On a demandé à cet homme discret et qui parle assez peu aux médias ce qu’il retenait de cette semaine : “Les flux ont baissé en moyenne de 50% sur toutes les activités. Le déploiement du télétravail se poursuit. Et dans nos centres de contacts, finalement restés ouverts quasiment partout, travaillent et viennent deux fois moins de collaborateurs. Ils sont donc dans les conditions adéquates pour ne pas trop se toucher ou frôler. Pour ceux qui étaient affectés à des missions de télévente, nous les avons mis en chômage technique. Les centres de contacts permettent à l’économie de continuer de fonctionner, aux livebox d’être dépannées, aux banques de gérer les opérations en banque à distance. Nous renseignons sur les livraisons pour les commandes passées sur des sites de e-commerce, etc. Mais cette facette là, l’utilité économique et sociétale de notre métier n’intéresse décidément personne. C’est dommage.”

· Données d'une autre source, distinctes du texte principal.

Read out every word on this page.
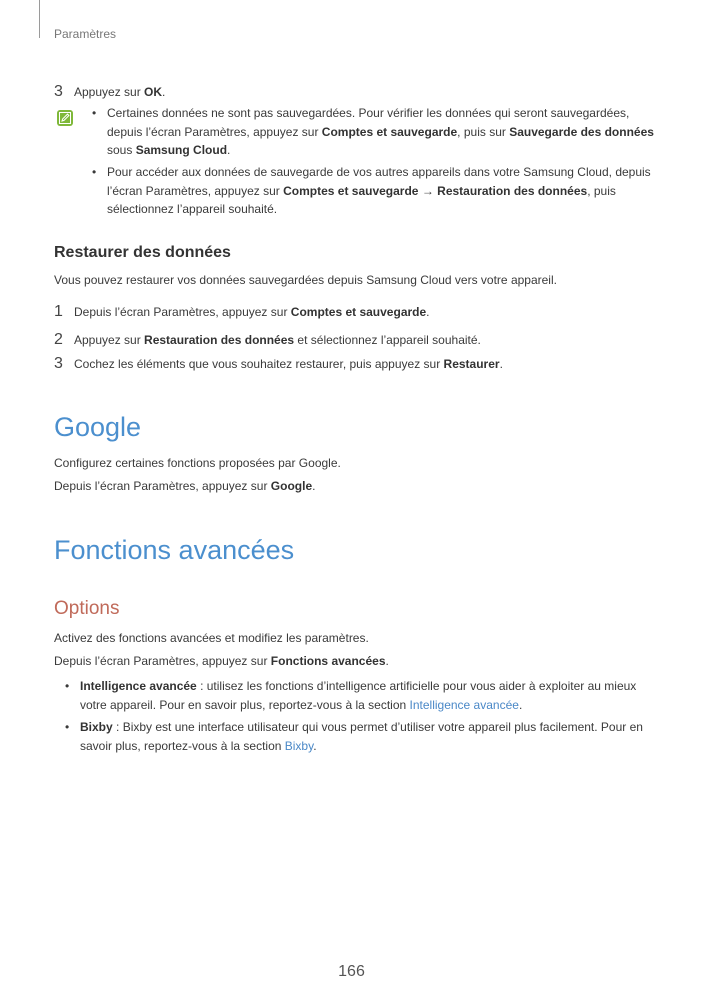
Paramètres
3 Appuyez sur OK.
• Certaines données ne sont pas sauvegardées. Pour vérifier les données qui seront sauvegardées, depuis l’écran Paramètres, appuyez sur Comptes et sauvegarde, puis sur Sauvegarde des données sous Samsung Cloud.

• Pour accéder aux données de sauvegarde de vos autres appareils dans votre Samsung Cloud, depuis l’écran Paramètres, appuyez sur Comptes et sauvegarde → Restauration des données, puis sélectionnez l’appareil souhaité.

Restaurer des données
Vous pouvez restaurer vos données sauvegardées depuis Samsung Cloud vers votre appareil.
1 Depuis l’écran Paramètres, appuyez sur Comptes et sauvegarde.
2 Appuyez sur Restauration des données et sélectionnez l’appareil souhaité.
3 Cochez les éléments que vous souhaitez restaurer, puis appuyez sur Restaurer.
Google
Configurez certaines fonctions proposées par Google.
Depuis l’écran Paramètres, appuyez sur Google.
Fonctions avancées
Options
Activez des fonctions avancées et modifiez les paramètres.
Depuis l’écran Paramètres, appuyez sur Fonctions avancées.
• Intelligence avancée : utilisez les fonctions d’intelligence artificielle pour vous aider à exploiter au mieux votre appareil. Pour en savoir plus, reportez-vous à la section Intelligence avancée.

• Bixby : Bixby est une interface utilisateur qui vous permet d’utiliser votre appareil plus facilement. Pour en savoir plus, reportez-vous à la section Bixby.

166
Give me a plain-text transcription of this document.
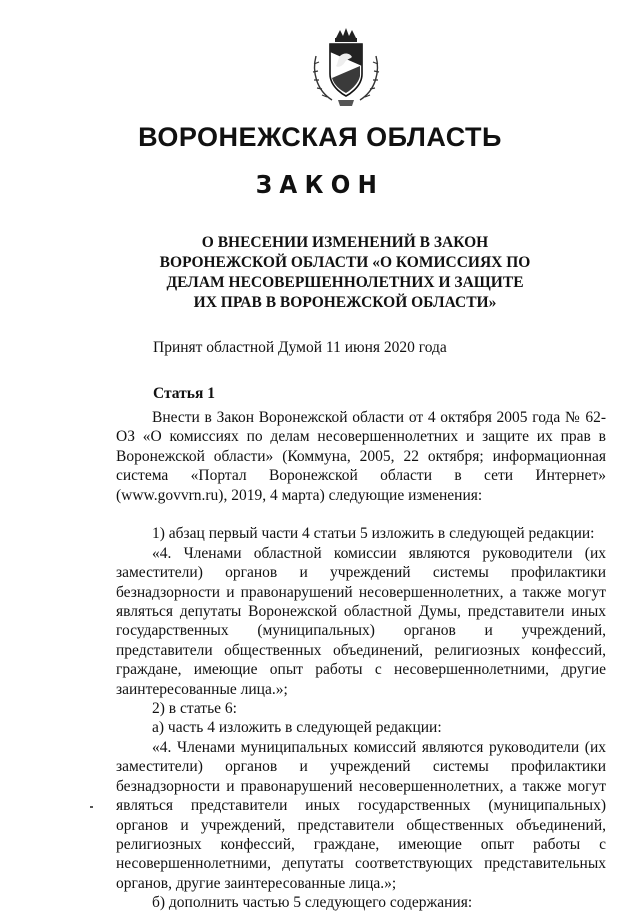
ВОРОНЕЖСКАЯ ОБЛАСТЬ
ЗАКОН
О ВНЕСЕНИИ ИЗМЕНЕНИЙ В ЗАКОН
ВОРОНЕЖСКОЙ ОБЛАСТИ «О КОМИССИЯХ ПО
ДЕЛАМ НЕСОВЕРШЕННОЛЕТНИХ И ЗАЩИТЕ
ИХ ПРАВ В ВОРОНЕЖСКОЙ ОБЛАСТИ»
Принят областной Думой 11 июня 2020 года
Статья 1

Внести в Закон Воронежской области от 4 октября 2005 года № 62-ОЗ «О комиссиях по делам несовершеннолетних и защите их прав в Воронежской области» (Коммуна, 2005, 22 октября; информационная система «Портал Воронежской области в сети Интернет» (www.govvrn.ru), 2019, 4 марта) следующие изменения:

1) абзац первый части 4 статьи 5 изложить в следующей редакции:

«4. Членами областной комиссии являются руководители (их заместители) органов и учреждений системы профилактики безнадзорности и правонарушений несовершеннолетних, а также могут являться депутаты Воронежской областной Думы, представители иных государственных (муниципальных) органов и учреждений, представители общественных объединений, религиозных конфессий, граждане, имеющие опыт работы с несовершеннолетними, другие заинтересованные лица.»;

2) в статье 6:

а) часть 4 изложить в следующей редакции:

«4. Членами муниципальных комиссий являются руководители (их заместители) органов и учреждений системы профилактики безнадзорности и правонарушений несовершеннолетних, а также могут являться представители иных государственных (муниципальных) органов и учреждений, представители общественных объединений, религиозных конфессий, граждане, имеющие опыт работы с несовершеннолетними, депутаты соответствующих представительных органов, другие заинтересованные лица.»;

б) дополнить частью 5 следующего содержания:
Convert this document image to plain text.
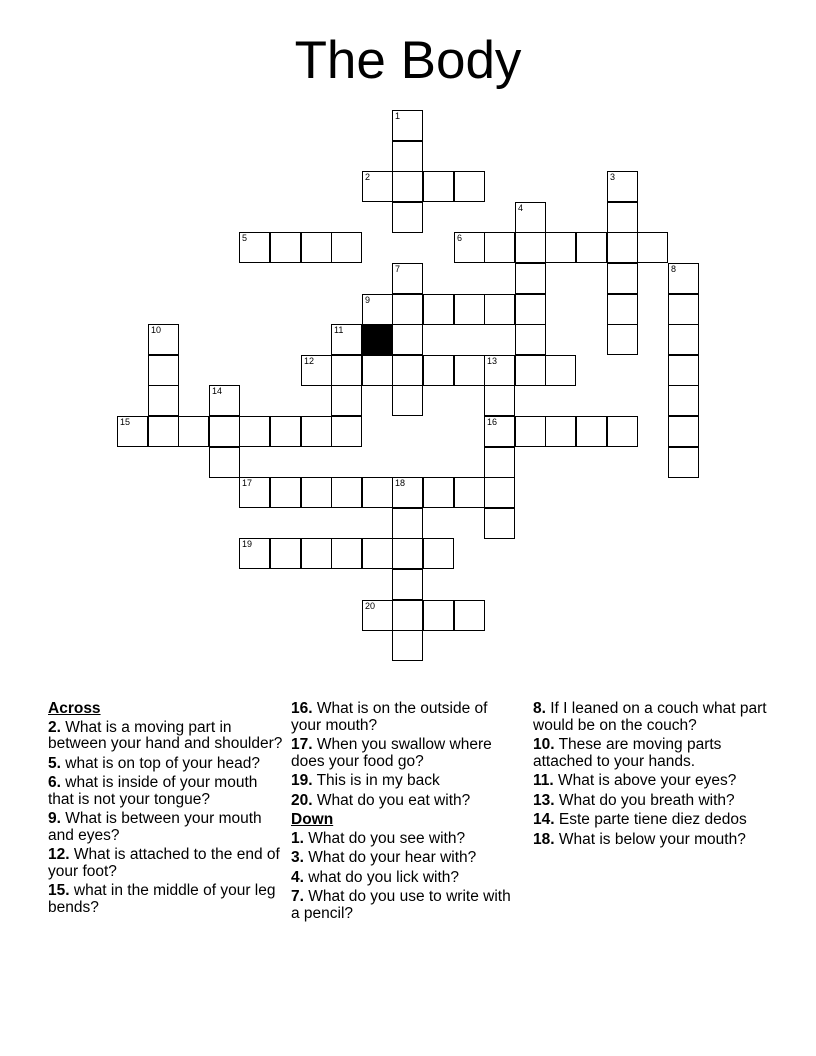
The Body
1
2	3
4
5	6
7	8
9
10	11
12	13
14
15	16
17	18
19
20
Across
2. What is a moving part in between your hand and shoulder?
5. what is on top of your head?
6. what is inside of your mouth that is not your tongue?
9. What is between your mouth and eyes?
12. What is attached to the end of your foot?
15. what in the middle of your leg bends?
16. What is on the outside of your mouth?
17. When you swallow where does your food go?
19. This is in my back
20. What do you eat with?
Down
1. What do you see with?
3. What do your hear with?
4. what do you lick with?
7. What do you use to write with a pencil?
8. If I leaned on a couch what part would be on the couch?
10. These are moving parts attached to your hands.
11. What is above your eyes?
13. What do you breath with?
14. Este parte tiene diez dedos
18. What is below your mouth?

Comme on sait que ce fils de commerçants est également un homme lettré et réfléchi, on lui a demandé si rien d’autre ne le questionnait : “On m’a partagé les extraits d’un livre dans lequel tout ce qui nous arrive a plus ou moins été prévu : une pandémie qui bloque comme ça l’économie mondiale. Le livre s’appelle Le nouveau rapport de la CIA, présenté par Alexandre Adler. Il faut que je vérifie qu’il ne s’agit pas de fake news, mais si c’est vrai, pourquoi ne parvient-on pas à planifier, s’organiser ?”

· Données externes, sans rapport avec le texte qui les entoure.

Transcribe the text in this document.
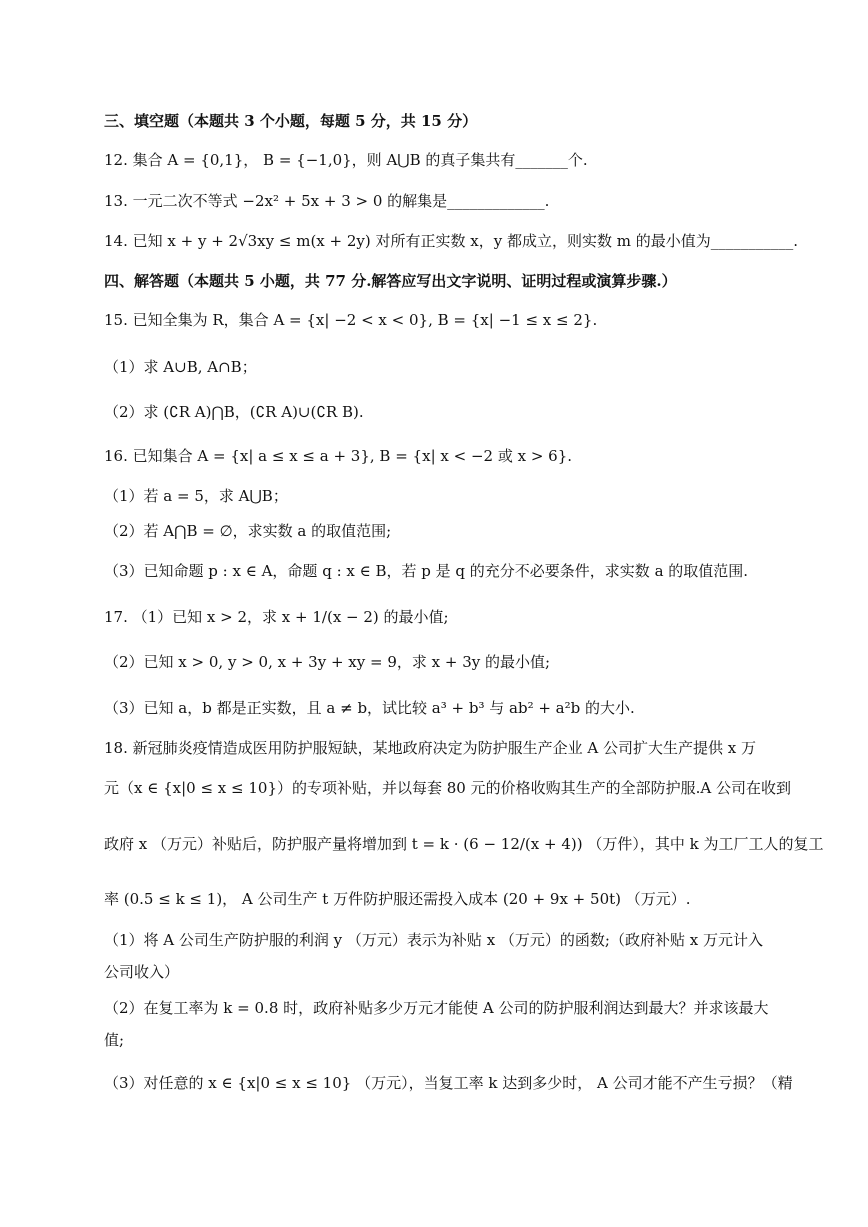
三、填空题（本题共 3 个小题，每题 5 分，共 15 分）
12. 集合 A = {0,1}， B = {−1,0}，则 A⋃B 的真子集共有_______个.
13. 一元二次不等式 −2x² + 5x + 3 > 0 的解集是_____________.
14. 已知 x + y + 2√3xy ≤ m(x + 2y) 对所有正实数 x，y 都成立，则实数 m 的最小值为___________.
四、解答题（本题共 5 小题，共 77 分.解答应写出文字说明、证明过程或演算步骤.）
15. 已知全集为 R，集合 A = {x| −2 < x < 0}, B = {x| −1 ≤ x ≤ 2}.
（1）求 A∪B, A∩B；
（2）求 (∁R A)⋂B，(∁R A)∪(∁R B).
16. 已知集合 A = {x| a ≤ x ≤ a + 3}, B = {x| x < −2 或 x > 6}.
（1）若 a = 5，求 A⋃B；
（2）若 A⋂B = ∅，求实数 a 的取值范围;
（3）已知命题 p : x ∈ A，命题 q : x ∈ B，若 p 是 q 的充分不必要条件，求实数 a 的取值范围.
17. （1）已知 x > 2，求 x + 1/(x − 2) 的最小值;
（2）已知 x > 0, y > 0, x + 3y + xy = 9，求 x + 3y 的最小值;
（3）已知 a，b 都是正实数，且 a ≠ b，试比较 a³ + b³ 与 ab² + a²b 的大小.
18. 新冠肺炎疫情造成医用防护服短缺，某地政府决定为防护服生产企业 A 公司扩大生产提供 x 万
元（x ∈ {x|0 ≤ x ≤ 10}）的专项补贴，并以每套 80 元的价格收购其生产的全部防护服.A 公司在收到
政府 x （万元）补贴后，防护服产量将增加到 t = k · (6 − 12/(x + 4)) （万件），其中 k 为工厂工人的复工
率 (0.5 ≤ k ≤ 1)， A 公司生产 t 万件防护服还需投入成本 (20 + 9x + 50t) （万元）.
（1）将 A 公司生产防护服的利润 y （万元）表示为补贴 x （万元）的函数;（政府补贴 x 万元计入
公司收入）
（2）在复工率为 k = 0.8 时，政府补贴多少万元才能使 A 公司的防护服利润达到最大？并求该最大
值;
（3）对任意的 x ∈ {x|0 ≤ x ≤ 10} （万元），当复工率 k 达到多少时， A 公司才能不产生亏损？（精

Un peu partout en France cette semaine, les concurrents et collègues de Denis Akriche ont dû également gérer ces mêmes injonctions contradictoires (Webhelp, Teleperformance, Euro CRM, etc.). Les confinements annoncés au Maroc, en Tunisie, à l’Ile Maurice ou à Madagascar vont probablement endommager la qualité de service dans de nombreux services clients de grandes marques. Mais en parcourant le chapitre deux -qui suit- on découvrira que bon nombre de ces entrepreneurs ont du poil aux pattes, si vous nous permettez l’expression. Ils vont s’adapter. Et poursuivre le dialogue entamé, via leur syndicat, le SP2C, avec les donneurs d’ordre pour ériger ou adapter les bonnes pratiques constatées ou espérées.